BRIDGEPOINT EDUCATION, INC.
Notes to Condensed Consolidated Financial Statements (Unaudited) (Continued)
On October 30, 2014, the Obama administration announced that the Department would lead an effort to formalize an interagency task force to conduct oversight of for-profit institutions of higher education, especially regarding alleged unfair, deceptive, and abusive policies and practices. The task force has been formed and includes the Departments of Justice, Treasury and Veterans Affairs, as well as the Consumer Financial Protection Bureau, the Federal Trade Commission, the SEC and state Attorneys General. The stated purpose of the task force is to “coordinate...activities and promote information sharing to protect students from unfair, deceptive and abusive policies and practices.”
On March 24, 2015, the Department’s Office of Inspector General (the “OIG”) issued a final audit report titled “Federal Student Aid’s Oversight of Schools’ Compliance with the Incentive Compensation Ban.” In its report, the OIG concluded that the Department’s Office of Federal Student Aid (the “FSA”) failed to (i) revise its enforcement procedures and guidance after the Department eliminated the incentive compensation safe harbors in 2010, (ii) develop procedures and guidance on appropriate enforcement action and (iii) properly resolve incentive compensation ban findings. In response to the report, the OIG and the FSA agreed on corrective action that may increase scrutiny and enforcement action related to the payment of incentive compensation.
On May 18, 2015, the Department published a Notice of Proposed Rulemaking to amend cash management regulations related to Title IV program funds. The proposed regulations address student access to Title IV program funds, financial account fees and the opening of financial accounts. The proposed regulations also clarify how the Department treats previously passed coursework for Title IV eligibility purposes and streamline the requirements for converting clock hours to credit hours.
On June 8, 2015, the Department held a press conference and released a document entitled “Fact Sheet: Protecting Students from Abusive Career Colleges” in which the Department announced processes that will be established to assist students who may have been the victims of fraud in gaining relief under the “defense to repayment” provisions of the Federal Direct Loan Program regulations. Rarely used in the past, the defense to repayment provisions allow a student to assert as a defense against repayment of federal Direct Loans any commission of fraud or other violation of applicable state law by the school related to such loans or the educational services paid for. The processes outlined by the Department on June 8 include (i) extending debt relief eligibility to groups of students where possible, (ii) providing loan forbearance and pausing payments while claims are being resolved, (iii) appointing a Special Master dedicated to borrower defense issues for students who believe they have a defense to repayment, (iv) establishing a streamlined process and (v) building a better system for debt relief for the future.
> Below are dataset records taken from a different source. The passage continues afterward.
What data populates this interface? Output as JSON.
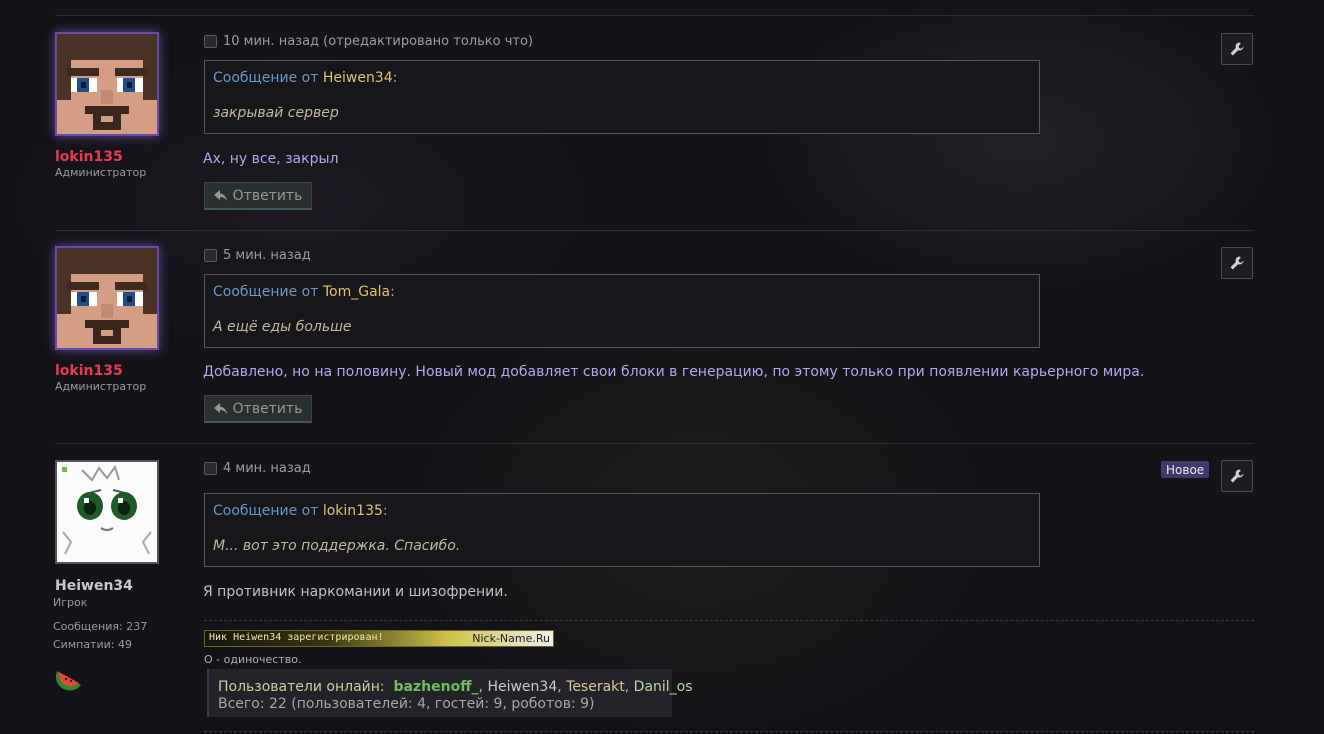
{
  "posts": [
    {
      "author": "lokin135",
      "title": "Администратор",
      "time": "10 мин. назад (отредактировано только что)",
      "quote_prefix": "Сообщение от",
      "quote_author": "Heiwen34",
      "quote_text": "закрывай сервер",
      "message": "Ах, ну все, закрыл",
      "reply_label": "Ответить"
    },
    {
      "author": "lokin135",
      "title": "Администратор",
      "time": "5 мин. назад",
      "quote_prefix": "Сообщение от",
      "quote_author": "Tom_Gala",
      "quote_text": "А ещё еды больше",
      "message": "Добавлено, но на половину. Новый мод добавляет свои блоки в генерацию, по этому только при появлении карьерного мира.",
      "reply_label": "Ответить"
    },
    {
      "author": "Heiwen34",
      "title": "Игрок",
      "time": "4 мин. назад",
      "badge": "Новое",
      "quote_prefix": "Сообщение от",
      "quote_author": "lokin135",
      "quote_text": "М... вот это поддержка. Спасибо.",
      "message": "Я противник наркомании и шизофрении.",
      "stats": {
        "messages_label": "Сообщения:",
        "messages_value": "237",
        "likes_label": "Симпатии:",
        "likes_value": "49"
      },
      "signature": {
        "nick_banner_text": "Ник Heiwen34 зарегистрирован!",
        "nick_banner_site": "Nick-Name.Ru",
        "motto": "О - одиночество.",
        "online_label": "Пользователи онлайн:",
        "online_users": [
          "bazhenoff_",
          "Heiwen34",
          "Teserakt",
          "Danil_os"
        ],
        "online_total": "Всего: 22 (пользователей: 4, гостей: 9, роботов: 9)"
      }
    }
  ],
  "colors": {
    "admin_name": "#ea3a53",
    "quote_link": "#6b97c9",
    "quote_author": "#e3c16f",
    "admin_message": "#b6a4ef",
    "badge_bg": "#3f3a6a"
  },
  "icons": [
    "wrench-icon",
    "reply-arrow-icon",
    "watermelon-icon"
  ]
}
The Department noted that building a better system for debt relief would involve developing new regulations to clarify and streamline loan forgiveness under the defense to repayment provisions, while maintaining or enhancing current consumer protection standards and strengthening provisions that hold schools accountable for actions that result in loan discharges.
On August 20, 2015, the Department announced its intention to establish a negotiated rulemaking committee to prepare proposed regulations for the Federal Student Aid programs authorized under Title IV of the Higher Education Act. The Department held two public hearings in September 2015 at which interested parties commented on the topics suggested by the Department and suggested additional topics that should be considered for action by the negotiating committee. The Department also accepted written comments and suggestions. The Department convened a committee to develop proposed regulations for determining which acts or omissions of an institution of higher education a borrower may assert as a defense to repayment, and the consequences of the assertion of such borrower defenses for borrowers, institutions and the Department. Specifically, the Department addressed (i) the procedures to be used for a borrower to establish a defense to repayment, (ii) the criteria the Department will use to identify acts or omissions of an institution that constitute defenses to repayment, (iii) the standards and procedures the Department will use to determine the liability of the institution for amounts based on borrower defenses and (iv) the effect of borrower defenses on institutional capability assessments. The committee met in January, February and March of 2016 and was unable to reach a consensus. Therefore, the Department has discretion to draft a proposed rule and has announced its intent to do so, with the goal of a final rule by November 1, 2016 and an effective date of July 1, 2017.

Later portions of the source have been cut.